What surprised many onlookers, and angered some, was that the carpenter put up 15 crosses — 13 for the victims of the shooting and two for the killers, Eric Harris and Dylan Klebold. "They (the killers) had a mom and a dad," he said at the time. "They had friends. I think everyone has lost here." His point was valid, and generous in spirit. But as Zanis himself later recognized, honoring the victims and remembering the killers in one location strikes the wrong note, especially for the grieving families and friends of the 13 innocent people who died at Columbine.
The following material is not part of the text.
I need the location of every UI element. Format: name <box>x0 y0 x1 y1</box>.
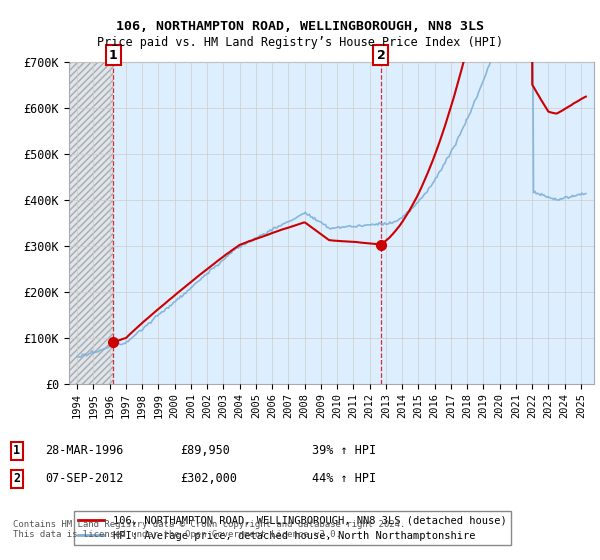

Brian Rohrbough, whose son Daniel was among the victims, took matters into his own hands last Friday; he removed and destroyed the crosses erected in memory of Harris and Klebold. After that, Greg Zanis hauled away the remaining crosses and left town, regretting that his well-meaning gesture had upset some of the very people he wanted to support.
Does it strike the wrong note to honor the victims and the killer?
Should there be a distinction made between the innocent lives lost and the one guilty of taking them?
I think so.
But memorials really serve a purpose for the survivors of the dead.
Cho's family is grieving, too. I don't know how they will ever come to terms with what Cho did.
My prayers are with all the grieving families.
Forgiveness is truly a divine act.
2 comments:
What goes up must come down, usually, and that is the case with balloons... when they're released into the sky, eventually they come down somewhere on Earth -- as trash.
I wonder why the people who organized today's remembrance ceremony felt it would be okay to openly litter. Would they throw away fast food wrappers from the window of their car? Drop trash as they walk across campus? But it's okay to release balloons into the sky that will come down somewhere as trash??!?
You sound like a "one square of toilet paper" type of person.